Negara Kini Boleh Jual Saham Penunggak Pajak di Bursa!

Breaking news pajak! Indonesia mulai mengincar para penunggak pajak yang menimbun saham. Kalau berani ngemplang pajak siap-siap saham dilego. Mulai 31 Desember 2025, Direktorat Jenderal Pajak punya “senjata baru”: Peraturan Dirjen Pajak Nomor PER-26/PJ/2025. Iya, namanya panjang kayak utang pajak orang-orang kaya yang ngendon!

Aturan ini bikin negara boleh sita saham penunggak pajak yang diperdagangkan di bursa dan jualnya di pasar modal!  Gaya mafia?
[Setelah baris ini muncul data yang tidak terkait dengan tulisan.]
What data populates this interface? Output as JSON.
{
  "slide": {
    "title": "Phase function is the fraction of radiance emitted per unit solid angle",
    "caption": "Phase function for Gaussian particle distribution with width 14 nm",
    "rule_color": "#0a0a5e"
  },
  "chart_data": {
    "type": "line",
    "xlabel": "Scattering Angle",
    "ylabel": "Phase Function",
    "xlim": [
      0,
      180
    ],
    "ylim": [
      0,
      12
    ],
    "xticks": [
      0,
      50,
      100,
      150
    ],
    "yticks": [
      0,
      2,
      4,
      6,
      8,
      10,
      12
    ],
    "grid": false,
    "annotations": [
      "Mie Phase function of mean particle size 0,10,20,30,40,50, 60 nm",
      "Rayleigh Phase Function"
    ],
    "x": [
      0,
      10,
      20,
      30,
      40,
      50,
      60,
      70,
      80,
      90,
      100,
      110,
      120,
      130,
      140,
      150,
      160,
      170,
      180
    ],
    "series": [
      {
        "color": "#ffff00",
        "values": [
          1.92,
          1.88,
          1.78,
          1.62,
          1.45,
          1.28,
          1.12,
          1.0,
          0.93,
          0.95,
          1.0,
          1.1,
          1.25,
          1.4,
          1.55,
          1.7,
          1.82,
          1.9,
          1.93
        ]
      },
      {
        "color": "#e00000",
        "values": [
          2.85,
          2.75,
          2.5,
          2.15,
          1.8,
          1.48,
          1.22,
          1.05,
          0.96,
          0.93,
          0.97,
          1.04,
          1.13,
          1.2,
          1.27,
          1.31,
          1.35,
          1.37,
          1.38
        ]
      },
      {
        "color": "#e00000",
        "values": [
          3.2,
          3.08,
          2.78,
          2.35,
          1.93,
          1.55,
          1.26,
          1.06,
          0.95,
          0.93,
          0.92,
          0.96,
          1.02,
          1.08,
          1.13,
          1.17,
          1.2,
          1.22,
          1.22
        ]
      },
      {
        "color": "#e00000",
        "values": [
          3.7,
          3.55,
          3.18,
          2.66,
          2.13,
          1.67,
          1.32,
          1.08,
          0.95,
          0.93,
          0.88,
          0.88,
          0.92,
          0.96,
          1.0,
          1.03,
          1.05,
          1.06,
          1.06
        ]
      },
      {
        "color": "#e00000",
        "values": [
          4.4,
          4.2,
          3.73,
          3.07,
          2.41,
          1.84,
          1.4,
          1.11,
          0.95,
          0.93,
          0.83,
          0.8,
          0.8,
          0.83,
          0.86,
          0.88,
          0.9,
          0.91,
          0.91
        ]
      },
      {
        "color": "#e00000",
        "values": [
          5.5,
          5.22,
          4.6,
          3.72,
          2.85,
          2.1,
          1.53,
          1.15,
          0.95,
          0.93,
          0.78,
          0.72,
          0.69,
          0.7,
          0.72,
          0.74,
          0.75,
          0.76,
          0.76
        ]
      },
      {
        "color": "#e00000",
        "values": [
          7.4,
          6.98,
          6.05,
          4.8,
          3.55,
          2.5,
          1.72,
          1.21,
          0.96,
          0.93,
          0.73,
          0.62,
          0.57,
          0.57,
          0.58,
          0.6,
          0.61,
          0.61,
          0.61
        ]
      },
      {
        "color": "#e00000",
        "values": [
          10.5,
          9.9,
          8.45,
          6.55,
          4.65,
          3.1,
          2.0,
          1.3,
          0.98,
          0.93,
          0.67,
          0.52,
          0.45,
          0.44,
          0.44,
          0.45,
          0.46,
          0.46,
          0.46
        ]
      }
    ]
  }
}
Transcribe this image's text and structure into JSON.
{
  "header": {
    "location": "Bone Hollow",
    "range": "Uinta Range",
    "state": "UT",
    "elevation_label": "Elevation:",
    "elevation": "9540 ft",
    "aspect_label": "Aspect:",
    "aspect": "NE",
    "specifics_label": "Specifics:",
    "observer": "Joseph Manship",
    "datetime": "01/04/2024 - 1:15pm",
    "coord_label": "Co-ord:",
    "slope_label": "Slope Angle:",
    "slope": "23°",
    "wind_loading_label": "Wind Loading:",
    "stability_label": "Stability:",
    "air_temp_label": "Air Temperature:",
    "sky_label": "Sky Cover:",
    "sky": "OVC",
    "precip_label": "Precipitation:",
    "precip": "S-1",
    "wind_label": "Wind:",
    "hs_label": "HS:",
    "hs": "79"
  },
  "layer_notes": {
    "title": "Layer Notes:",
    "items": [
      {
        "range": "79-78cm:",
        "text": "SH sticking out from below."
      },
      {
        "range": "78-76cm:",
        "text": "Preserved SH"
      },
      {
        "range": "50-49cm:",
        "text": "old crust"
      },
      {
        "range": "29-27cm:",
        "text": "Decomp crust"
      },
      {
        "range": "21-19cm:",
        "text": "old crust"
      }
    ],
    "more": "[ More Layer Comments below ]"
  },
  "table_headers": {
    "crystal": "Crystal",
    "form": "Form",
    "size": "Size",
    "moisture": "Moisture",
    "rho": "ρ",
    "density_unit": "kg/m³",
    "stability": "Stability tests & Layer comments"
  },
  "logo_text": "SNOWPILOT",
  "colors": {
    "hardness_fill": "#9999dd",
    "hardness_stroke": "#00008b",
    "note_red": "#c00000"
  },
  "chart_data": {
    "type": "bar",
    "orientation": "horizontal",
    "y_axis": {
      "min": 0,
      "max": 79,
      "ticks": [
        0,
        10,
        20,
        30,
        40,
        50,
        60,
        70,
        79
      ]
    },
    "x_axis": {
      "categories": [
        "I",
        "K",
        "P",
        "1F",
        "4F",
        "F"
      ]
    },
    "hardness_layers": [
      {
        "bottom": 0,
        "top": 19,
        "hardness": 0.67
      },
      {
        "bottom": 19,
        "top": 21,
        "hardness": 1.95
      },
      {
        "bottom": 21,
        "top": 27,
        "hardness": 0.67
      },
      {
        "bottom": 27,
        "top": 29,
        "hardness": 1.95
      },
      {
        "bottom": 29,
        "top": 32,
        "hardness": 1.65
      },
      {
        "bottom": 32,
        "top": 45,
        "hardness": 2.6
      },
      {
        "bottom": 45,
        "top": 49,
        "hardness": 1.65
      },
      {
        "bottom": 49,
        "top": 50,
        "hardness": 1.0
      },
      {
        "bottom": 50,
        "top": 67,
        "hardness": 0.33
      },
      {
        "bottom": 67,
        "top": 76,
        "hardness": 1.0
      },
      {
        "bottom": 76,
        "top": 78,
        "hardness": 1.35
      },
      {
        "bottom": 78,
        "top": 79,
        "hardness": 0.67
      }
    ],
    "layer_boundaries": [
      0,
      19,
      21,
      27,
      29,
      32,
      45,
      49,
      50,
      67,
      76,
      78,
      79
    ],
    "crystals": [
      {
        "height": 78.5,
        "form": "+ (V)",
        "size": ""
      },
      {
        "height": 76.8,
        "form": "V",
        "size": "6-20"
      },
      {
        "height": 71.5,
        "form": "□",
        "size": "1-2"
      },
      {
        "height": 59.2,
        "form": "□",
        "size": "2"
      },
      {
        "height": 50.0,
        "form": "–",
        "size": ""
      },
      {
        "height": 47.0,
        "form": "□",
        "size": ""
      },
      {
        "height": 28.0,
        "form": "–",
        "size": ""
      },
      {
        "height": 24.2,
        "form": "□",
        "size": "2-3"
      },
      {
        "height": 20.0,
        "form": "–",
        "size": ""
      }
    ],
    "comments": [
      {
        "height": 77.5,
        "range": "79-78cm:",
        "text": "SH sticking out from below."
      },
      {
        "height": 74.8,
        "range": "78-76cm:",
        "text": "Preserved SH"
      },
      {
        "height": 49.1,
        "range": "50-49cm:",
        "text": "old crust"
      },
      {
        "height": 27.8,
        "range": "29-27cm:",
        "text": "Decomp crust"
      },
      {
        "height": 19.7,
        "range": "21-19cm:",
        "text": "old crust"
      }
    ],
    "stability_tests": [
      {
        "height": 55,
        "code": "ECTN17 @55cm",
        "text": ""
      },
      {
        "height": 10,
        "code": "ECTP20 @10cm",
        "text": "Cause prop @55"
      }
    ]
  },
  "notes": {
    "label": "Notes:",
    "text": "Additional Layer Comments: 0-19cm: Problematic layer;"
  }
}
Bukan cuma itu: sebelum disita, DJP wajib blokir dulu saham dan rekening dana nasabah lewat OJK dan Lembaga Penyimpanan & Penyelesaian Efek beneran kayak nge-freeze akun Netflix yang belum bayar! 

Nah, kalau ditelepon DJP tapi si penunggak masih ngeyel 14 hari tanpa bayar utang pajaknya, negara boleh jual saham itu di bursa lewat perantara pedagang efek dengan harga minimal harga pembukaan pasar hari itu, pokoknya jangan harap jual dapat cuan! 

Setelah semua biaya dikurangi, hasil penjualan buat nutup utang pajak, lebihnya? Kembaliin lagi ke penunggak pajaknya! Jadi bukan maling pulang kampung, tapi like it or not, DJP jadi trader. Pajak bukan sekadar angka, tapi kini juga bisa jadi drama saham di bursa!”